L’école se veut un milieu de vie, une prolongation du milieu familial. Les lieux physiques sont aménagés en conséquence : ils sont bien chauffés – ce qui n’est pas toujours le cas en Europe -, agréablement aménagés de façon à créer un esprit de «convivialité et de communauté». Les élèves mangent à l’école ensemble (rappelons que les repas sont gratuits), et tous profitent d’aires de repos, de jeu et d’instruction. Le mode d’organisation favorise le développement d’un sentiment d’attachement à l’école. Les écoles sont une collectivité où les élèves apprennent, construisent leur estime d’eux-mêmes, vivent avec leurs camarades et le personnel. D’ailleurs, ce dernier est encouragé à suivre un groupe d’élèves pendant plusieurs années, ce qui permet de développer des liens stables et profonds.

Autre pays, autre budget?
Tous les observateurs du système d’éducation en Finlande soulignent l’impressionnante part d’investissement de la Finlande dans son système d’éducation. Ce n’est pas uniquement parce que le droit à l’éducation est inscrit dans la Constitution finlandaise que les citoyens de ce pays lui consentent sa juste part du budget de l’État. C’est aussi parce qu’il ne fait pas de doute dans leur esprit que l’accès pour tous à une éducation de qualité est ce qui garantit une plus grande harmonie sociale, un plus grand esprit de justice, une réelle possibilité de pleine participation pour tous à la citoyenneté.
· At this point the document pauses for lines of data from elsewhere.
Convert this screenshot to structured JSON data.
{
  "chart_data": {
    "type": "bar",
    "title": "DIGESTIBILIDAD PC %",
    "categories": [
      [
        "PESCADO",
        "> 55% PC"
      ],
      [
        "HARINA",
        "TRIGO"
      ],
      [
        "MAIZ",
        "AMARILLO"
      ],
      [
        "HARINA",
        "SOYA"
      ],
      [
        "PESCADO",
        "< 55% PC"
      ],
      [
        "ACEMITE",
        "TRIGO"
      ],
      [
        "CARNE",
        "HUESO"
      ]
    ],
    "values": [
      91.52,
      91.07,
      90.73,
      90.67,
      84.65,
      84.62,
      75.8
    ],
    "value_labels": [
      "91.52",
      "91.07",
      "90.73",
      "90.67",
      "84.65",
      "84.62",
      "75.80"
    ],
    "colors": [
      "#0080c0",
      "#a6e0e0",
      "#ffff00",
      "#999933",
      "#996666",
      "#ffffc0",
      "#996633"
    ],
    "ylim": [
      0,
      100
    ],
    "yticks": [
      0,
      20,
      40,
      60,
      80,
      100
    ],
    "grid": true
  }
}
Pourtant, le Québec ne semble pas en faute au niveau du financement. En effet, des données disponibles sur le site du Ministère du Revenu du Québec confirment que «la dépense globale en éducation par rapport au produit intérieur brut (PIB) était de 7,2% en 2004» ce qui était supérieur au pourcentage alloué par la Finlande (autour de 6% de son PIB) et à la moyenne des pays de l’OCDE qui est également autour de 6%. Les documents sur le budget de 2009 indiquent cependant une diminution des montants alloués à l’éducation, justifiée par la récession et l’état des finances publiques: ceux-ci demeurent maintenant en dessous de 6% du PIB. Avec la santé, l’éducation demeure le second champ qui bénéficie de la plus grande part du budget. D’après ces informations, malgré la baisse récente, on peut constater que l’argent n’est pas le seul nerf de la guerre.

La grande autonomie dont jouissent les institutions dans l’administration et la gestion des budgets parvient peut-être davantage à expliquer l’utilisation plus efficace des budgets de l’éducation. En effet, en Finlande, le Ministère ne détermine pas d’enveloppes précises dans lesquelles des montants déterminés doivent être investis. Les établissements jouissent d’une grande liberté quant à l’identification des besoins et de la répartition de l’argent qu’ils reçoivent. Le nombre d’inscriptions est le facteur à partir duquel on détermine la somme qui doit être attribuée aux écoles. L’État et les municipalités se partagent les dépenses en éducation.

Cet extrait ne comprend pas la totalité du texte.